Em cada pingo de chuva a minha vida falhada chora
na natureza. Há qualquer coisa do meu desassossego no gota a gota, na bátega a
bátega com que a tristeza do dia se destorna inutilmente por sobre a terra.
Chove tanto, tanto. A minha alma é húmida de ouvi-lo.
Tanto... A minha carne é líquida e aquosa em torno à minha sensação dela.
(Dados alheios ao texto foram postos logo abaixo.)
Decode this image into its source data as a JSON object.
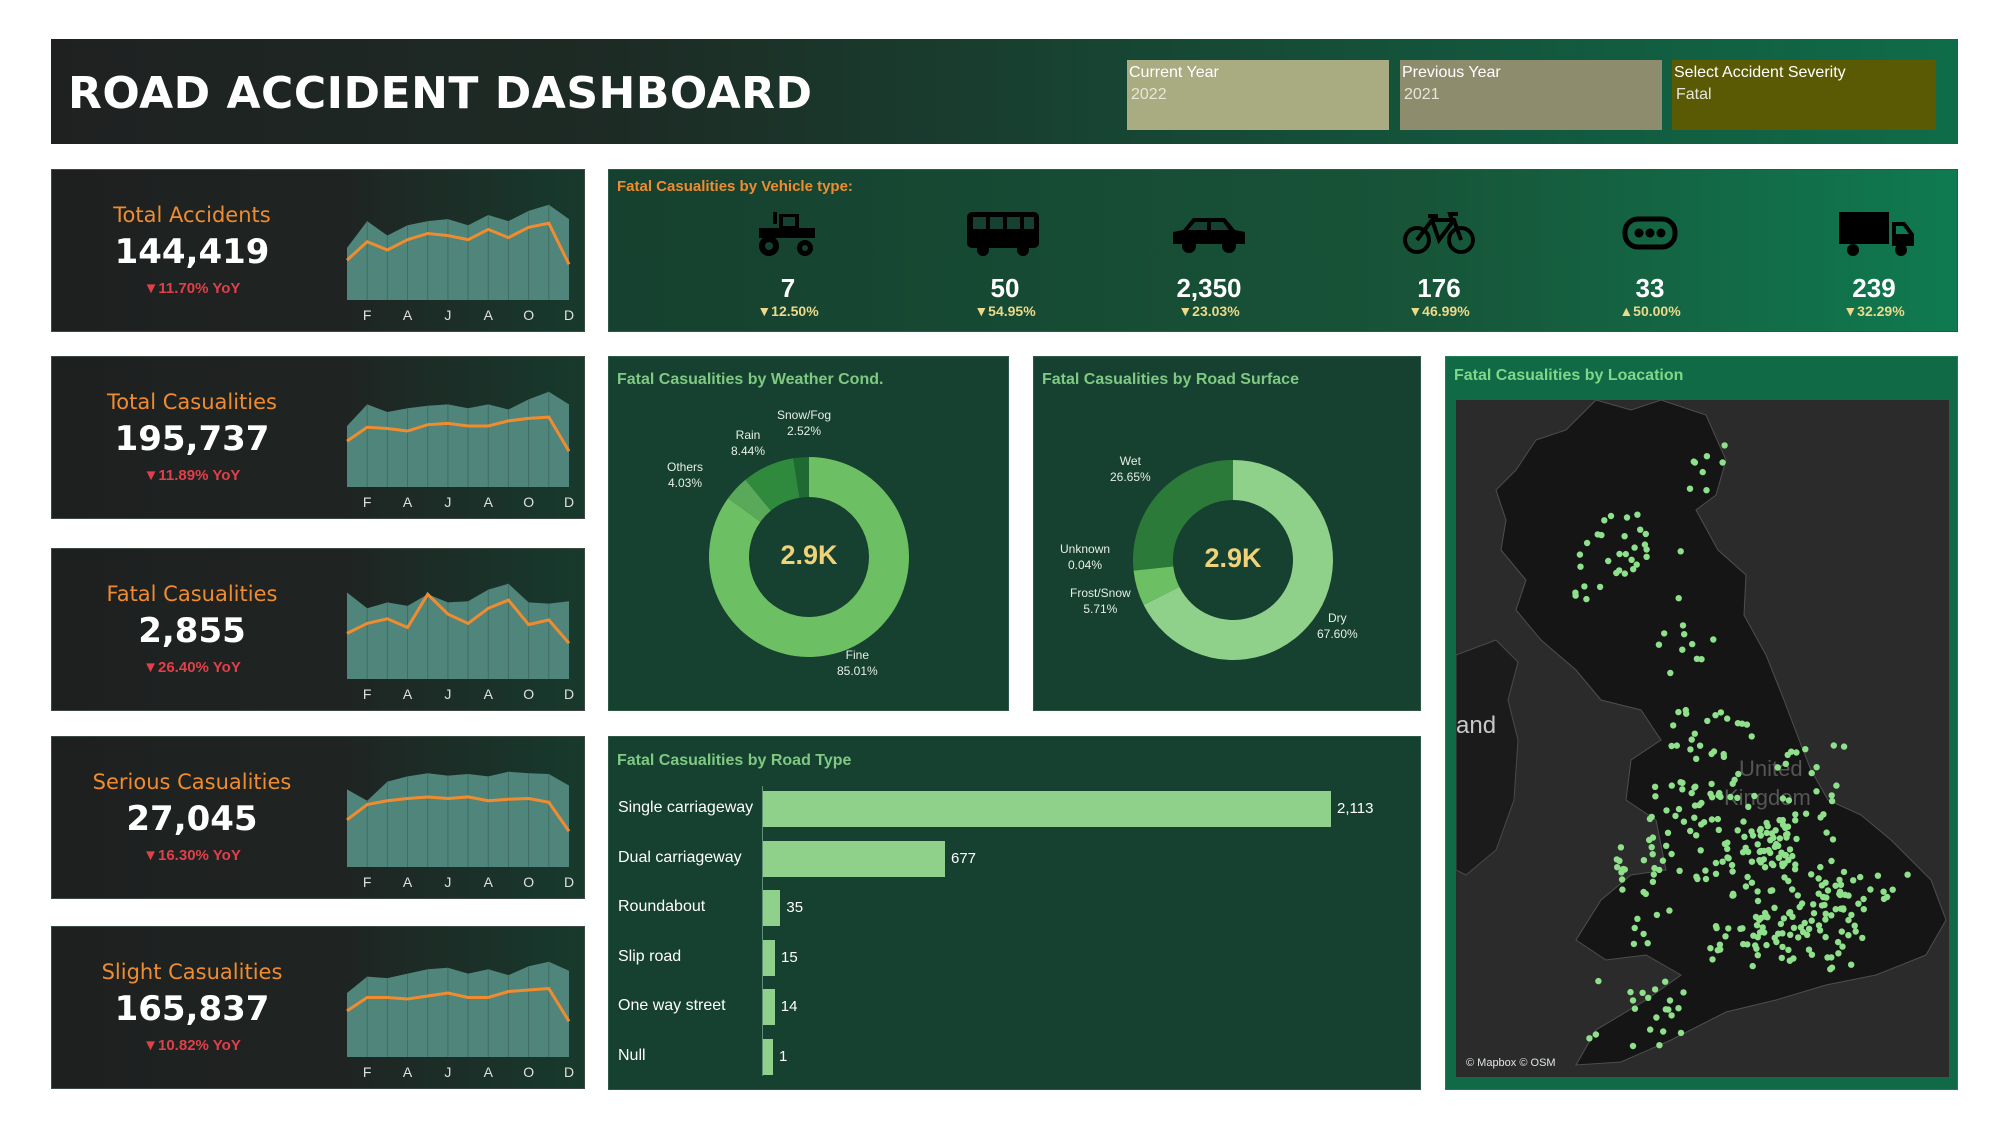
{
  "header": {
    "title": "ROAD ACCIDENT DASHBOARD",
    "filters": [
      {
        "label": "Current Year",
        "value": "2022",
        "color": "#a9ac80"
      },
      {
        "label": "Previous Year",
        "value": "2021",
        "color": "#8d8c6c"
      },
      {
        "label": "Select Accident Severity",
        "value": "Fatal",
        "color": "#5a5a05"
      }
    ]
  },
  "kpis": [
    {
      "title": "Total Accidents",
      "value": "144,419",
      "yoy": "▼11.70% YoY"
    },
    {
      "title": "Total Casualities",
      "value": "195,737",
      "yoy": "▼11.89% YoY"
    },
    {
      "title": "Fatal Casualities",
      "value": "2,855",
      "yoy": "▼26.40% YoY"
    },
    {
      "title": "Serious Casualities",
      "value": "27,045",
      "yoy": "▼16.30% YoY"
    },
    {
      "title": "Slight Casualities",
      "value": "165,837",
      "yoy": "▼10.82% YoY"
    }
  ],
  "vehicle": {
    "title": "Fatal Casualities by Vehicle type:",
    "items": [
      {
        "icon": "tractor-icon",
        "value": "7",
        "change": "▼12.50%"
      },
      {
        "icon": "bus-icon",
        "value": "50",
        "change": "▼54.95%"
      },
      {
        "icon": "car-icon",
        "value": "2,350",
        "change": "▼23.03%"
      },
      {
        "icon": "bicycle-icon",
        "value": "176",
        "change": "▼46.99%"
      },
      {
        "icon": "other-vehicle-icon",
        "value": "33",
        "change": "▲50.00%"
      },
      {
        "icon": "truck-icon",
        "value": "239",
        "change": "▼32.29%"
      }
    ]
  },
  "weather": {
    "title": "Fatal Casualities by Weather Cond.",
    "center": "2.9K",
    "labels": [
      {
        "name": "Fine",
        "pct": "85.01%"
      },
      {
        "name": "Others",
        "pct": "4.03%"
      },
      {
        "name": "Rain",
        "pct": "8.44%"
      },
      {
        "name": "Snow/Fog",
        "pct": "2.52%"
      }
    ]
  },
  "surface": {
    "title": "Fatal Casualities by Road Surface",
    "center": "2.9K",
    "labels": [
      {
        "name": "Dry",
        "pct": "67.60%"
      },
      {
        "name": "Frost/Snow",
        "pct": "5.71%"
      },
      {
        "name": "Unknown",
        "pct": "0.04%"
      },
      {
        "name": "Wet",
        "pct": "26.65%"
      }
    ]
  },
  "roadtype": {
    "title": "Fatal  Casualities by Road Type",
    "labels": [
      "Single carriageway",
      "Dual carriageway",
      "Roundabout",
      "Slip road",
      "One way street",
      "Null"
    ],
    "values": [
      "2,113",
      "677",
      "35",
      "15",
      "14",
      "1"
    ]
  },
  "location": {
    "title": "Fatal Casualities by Loacation",
    "credit": "© Mapbox © OSM",
    "map_text": [
      "and",
      "United",
      "Kingdom"
    ]
  },
  "chart_data": [
    {
      "type": "area",
      "title": "Total Accidents",
      "categories": [
        "J",
        "F",
        "M",
        "A",
        "M",
        "J",
        "J",
        "A",
        "S",
        "O",
        "N",
        "D"
      ],
      "series": [
        {
          "name": "Current Year",
          "values": [
            11200,
            12100,
            11700,
            12200,
            12500,
            12400,
            12200,
            12700,
            12300,
            12800,
            13000,
            11000
          ]
        },
        {
          "name": "Previous Year",
          "values": [
            11800,
            13100,
            12400,
            12900,
            13100,
            13200,
            12900,
            13400,
            13100,
            13600,
            13900,
            13200
          ]
        }
      ],
      "x_tick_labels": [
        "F",
        "A",
        "J",
        "A",
        "O",
        "D"
      ]
    },
    {
      "type": "area",
      "title": "Total Casualities",
      "categories": [
        "J",
        "F",
        "M",
        "A",
        "M",
        "J",
        "J",
        "A",
        "S",
        "O",
        "N",
        "D"
      ],
      "series": [
        {
          "name": "Current Year",
          "values": [
            15300,
            16400,
            16300,
            16100,
            16600,
            16700,
            16500,
            16500,
            16900,
            17100,
            17200,
            14500
          ]
        },
        {
          "name": "Previous Year",
          "values": [
            16500,
            18200,
            17600,
            17900,
            18100,
            18200,
            17900,
            18200,
            17800,
            18600,
            19200,
            18200
          ]
        }
      ],
      "x_tick_labels": [
        "F",
        "A",
        "J",
        "A",
        "O",
        "D"
      ]
    },
    {
      "type": "area",
      "title": "Fatal Casualities",
      "categories": [
        "J",
        "F",
        "M",
        "A",
        "M",
        "J",
        "J",
        "A",
        "S",
        "O",
        "N",
        "D"
      ],
      "series": [
        {
          "name": "Current Year",
          "values": [
            215,
            232,
            240,
            225,
            282,
            248,
            232,
            258,
            272,
            230,
            238,
            198
          ]
        },
        {
          "name": "Previous Year",
          "values": [
            285,
            258,
            268,
            262,
            282,
            268,
            270,
            290,
            300,
            268,
            266,
            270
          ]
        }
      ],
      "x_tick_labels": [
        "F",
        "A",
        "J",
        "A",
        "O",
        "D"
      ]
    },
    {
      "type": "area",
      "title": "Serious Casualities",
      "categories": [
        "J",
        "F",
        "M",
        "A",
        "M",
        "J",
        "J",
        "A",
        "S",
        "O",
        "N",
        "D"
      ],
      "series": [
        {
          "name": "Current Year",
          "values": [
            2050,
            2250,
            2300,
            2330,
            2350,
            2330,
            2350,
            2300,
            2320,
            2330,
            2280,
            1900
          ]
        },
        {
          "name": "Previous Year",
          "values": [
            2450,
            2300,
            2550,
            2620,
            2660,
            2630,
            2650,
            2620,
            2680,
            2660,
            2650,
            2500
          ]
        }
      ],
      "x_tick_labels": [
        "F",
        "A",
        "J",
        "A",
        "O",
        "D"
      ]
    },
    {
      "type": "area",
      "title": "Slight Casualities",
      "categories": [
        "J",
        "F",
        "M",
        "A",
        "M",
        "J",
        "J",
        "A",
        "S",
        "O",
        "N",
        "D"
      ],
      "series": [
        {
          "name": "Current Year",
          "values": [
            12900,
            13800,
            13800,
            13700,
            13900,
            14100,
            13800,
            13800,
            14200,
            14300,
            14400,
            12200
          ]
        },
        {
          "name": "Previous Year",
          "values": [
            14100,
            15200,
            15100,
            15400,
            15700,
            15800,
            15400,
            15700,
            15300,
            15900,
            16200,
            15600
          ]
        }
      ],
      "x_tick_labels": [
        "F",
        "A",
        "J",
        "A",
        "O",
        "D"
      ]
    },
    {
      "type": "pie",
      "title": "Fatal Casualities by Weather Cond.",
      "categories": [
        "Fine",
        "Others",
        "Rain",
        "Snow/Fog"
      ],
      "values": [
        85.01,
        4.03,
        8.44,
        2.52
      ],
      "colors": [
        "#6cbf62",
        "#5aa85a",
        "#2f8a3e",
        "#1f6a33"
      ]
    },
    {
      "type": "pie",
      "title": "Fatal Casualities by Road Surface",
      "categories": [
        "Dry",
        "Frost/Snow",
        "Unknown",
        "Wet"
      ],
      "values": [
        67.6,
        5.71,
        0.04,
        26.65
      ],
      "colors": [
        "#8fd18a",
        "#6cbf62",
        "#4e9a4e",
        "#2c7a3a"
      ]
    },
    {
      "type": "bar",
      "title": "Fatal  Casualities by Road Type",
      "categories": [
        "Single carriageway",
        "Dual carriageway",
        "Roundabout",
        "Slip road",
        "One way street",
        "Null"
      ],
      "values": [
        2113,
        677,
        35,
        15,
        14,
        1
      ],
      "orientation": "horizontal"
    }
  ]
}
Um frio desassossegado põe mãos gélidas em torno ao
meu pobre coração. As horas cinzentas e (...) alongam-se, emplaniciam-se no
tempo; os momentos arrastam-se.
Como chove!
As biqueiras golfam torrentes mínimas de águas
sempre súbitas. Desce pelo meu saber que há canos, um barulho perturbador de
descida de água. Bate contra a vidraça, indolente, gemedoramente a chuva; (...)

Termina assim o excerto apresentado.